Fantastically fresh and funny, Bridget Jones’s Diary is a blessed reminder of just how good — and how pointed — British comedies can be. In a world seemingly overrun with truly stupid and truly tasteless attempts at humor in such rubbishy offerings as Say It Isn’t So and Tomcats (as well as the by-the-numbers blandness of Someone Like You), it’s a double delight to come upon this sort of genuinely edgy, bright, and creative filmmaking. Bridget Jones’ Diary is a film in the spirit of My Beautiful Laundrette, Sammy and Rosie Get Laid, How to Get Ahead in Advertising and A Man of No Importance. In short, it’s an honest-to-goodness piece of filmmaking that dares to be different and obviously hasn’t been test-marketed into just so much cinematic cheese whiz.
Based on the book by Helen Fielding (who also worked on the screenplay), the film traces a year in the life of Bridget Jones (Renee Zellweger), a slightly overweight, heavy-drinking, heavy-smoking book publicist with a penchant for disastrous public speaking and a tendency to say exactly the wrong thing at precisely the wrong time. Complicating her already disordered life is her ditsy, matchmaking mother (Gemma Jones); her distracted and bemused father (Jim Broadbent); and assorted well-meaning, plainly dysfunctional friends. Not surprisingly, Bridget’s romantic life is an unqualified disaster and looks to stay that way when mother tries to fix her up with lawyer Mark Darcy (Colin Firth) in what appears to be a case of loath at first sight. Instead of taking up with him, she ends up in the arms and bed of her charming boss Daniel Cleaver (Hugh Grant — who seems too good to be true — and, of course, is). Generally speaking, the plot is not exciting in itself — and much as is the case with the recent Someone Like You, the ending is pretty much a foregone conclusion. (Anyone who doesn’t know with whom Bridget is going to find true love is in dire need of a remedial-movie-plot course.) The difference is that Bridget Jones’s Diary reaches its conclusion with wit, with style, with constantly clever lines (often extremely vulgar) delivered by an impossibly perfect cast, with a true sense of fun that extends to its soundtrack (why are the British the only people who can actually use a pop song soundtrack that integrates into the film?) — and best of all with wonderful characters whose eccentricities make them more human rather than less so.

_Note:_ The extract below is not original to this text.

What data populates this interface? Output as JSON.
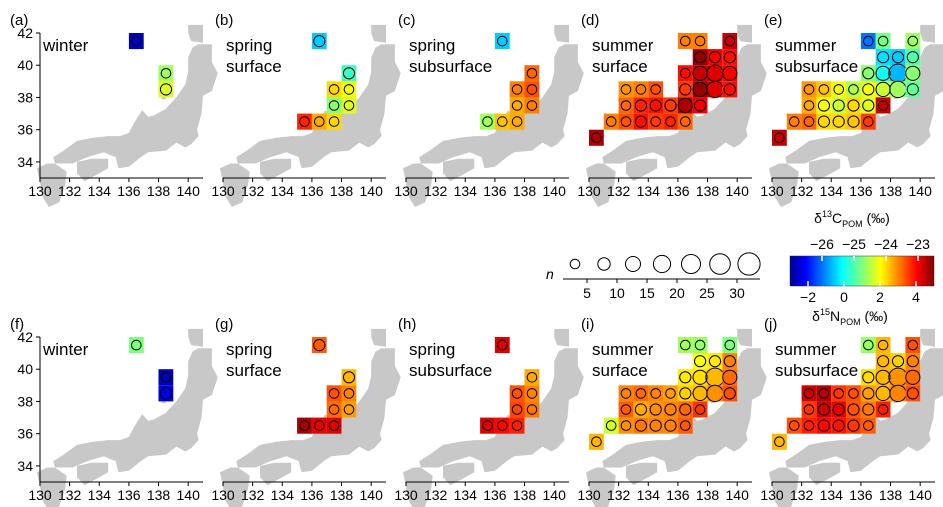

The Texas-born-and-bred Zellweger is utterly convincing, beguiling and touching as Bridget. It’s a model performance that — perhaps not accidentally — comes off as a rather more sexy and savvy, yet less cynical, variant of Lynn Redgrave in Georgy Girl. Colin Firth has an amazingly complex role that calls for him to appear utterly humorless and unlikable, while being anything but that underneath, and he somehow pulls it off. The revelation for many, though, is probably going to be Hugh Grant, an actor best known for trading on being gorgeous and working his stuttering charm for all its worth. Basically, there are two ways of using Hugh Grant to advantage (at least in the dramatic sense). In a successful Hugh Grant performance, the filmmaker has usually cast him to type in a manner where his basic limitations — his slightly priggish, seeming lack of imagination — work for the film (The Lair of the White Worm, Bitter Moon, Sirens). Only once before — in the little-seen An Awfully Big Adventure — has Grant really been called on act, as he has here. Cast against type as a thorough scoundrel who gets by on his looks, charm, and wit, Grant comes through with a nuanced performance that manages to make you detest him and yet succumb to his charm at the same time — not the work of a mere personality with a pretty face. The rest of the cast is equally fine, but perhaps the name to watch is that of first-time director Sharon Maguire. This woman is a natural filmmaker who combines a fluid, vibrant, personal cinematic style with the ability to genuinely direct actors (something too many modern filmmakers seem to have overlooked). If Bridget Jones’s Diary is the hit it deserves to be, Maguire is at the start of a career that might go anywhere.
If anyone’s wondering, this has not been dimmed by age. I rewatched last night for the first time in about eight years and loved every minute.
I assume the second one is still not very good?
Actually, I never saw it. Based on that comment, I’m not rushing out to the blu-ray store.
I can’t say I’d recommend anything so rash as that.